Section 11.12      Specific Performance.  The parties agree that irreparable damage would occur if any provision of this Agreement were not performed in accordance with the terms hereof and that the parties shall be entitled to specific performance of the terms hereof, in addition to any other remedy to which they are entitled at law or in equity.
 
Section 11.13      Counterparts.  This Agreement may be executed in counterparts, each of which shall be deemed an original, but all of which together shall be deemed to be one and the same agreement.
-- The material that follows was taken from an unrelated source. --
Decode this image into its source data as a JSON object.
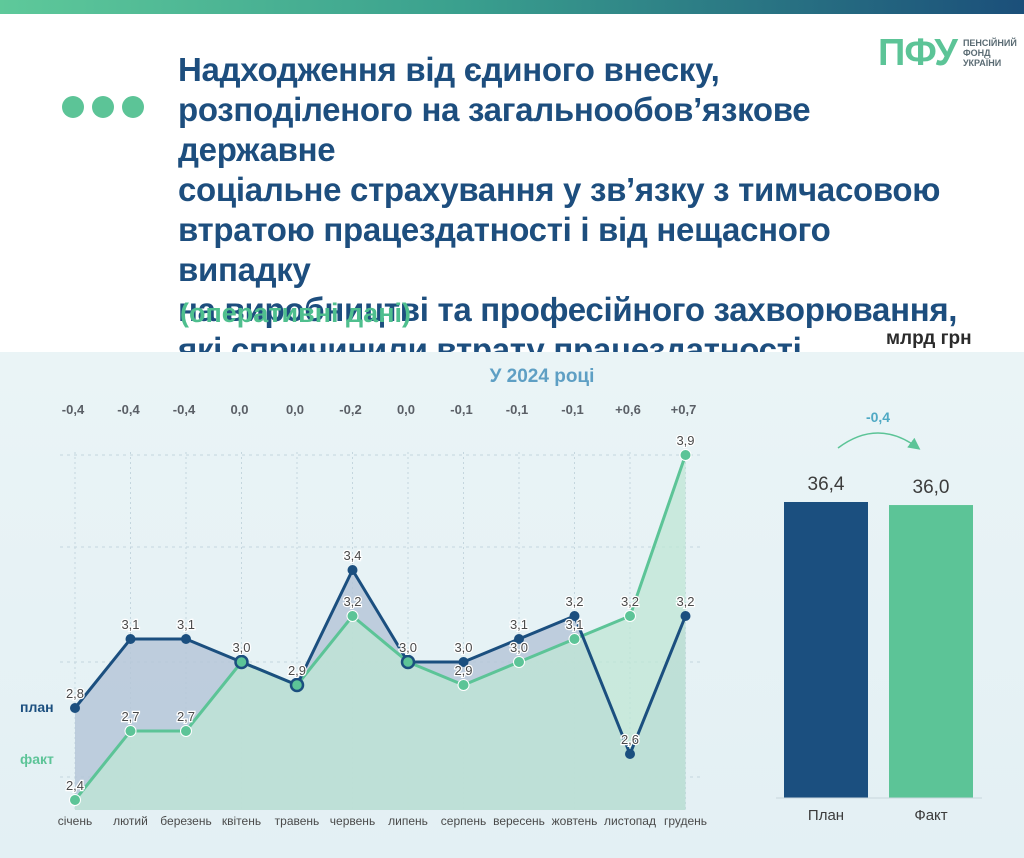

A signed copy of this Agreement delivered by facsimile, e-mail or other means of electronic transmission shall be deemed to have the same legal effect as delivery of an original signed copy of this Agreement.
 
[SIGNATURE PAGE FOLLOWS]
 
 
42

 
 
IN WITNESS WHEREOF, the parties hereto have caused this Agreement to be executed as of the date first written above by their respective officers thereunto duly authorized.
 
  REGEN BIOLOGICS, INC.
   
     
 
By  
 /s/ Gerald E. Bisbee, Jr
     
  Name:   Gerald E. Bisbee, Jr., Ph.D.
   
  Title:  President and CEO
 
 
 
 
SPORTS MEDICINE HOLDING
COMPANY, LLC
   
     
 
By
 /s/ Robert W. Pangia
     
  Name:  Robert W. Pangia
   
  Title:    Manager
 
 
 
  RBIO, INC.
   
     
 
By
  /s/  Gerald E. Bisbee, Jr
     
  Name:   Gerald E. Bisbee, Jr., Ph.D.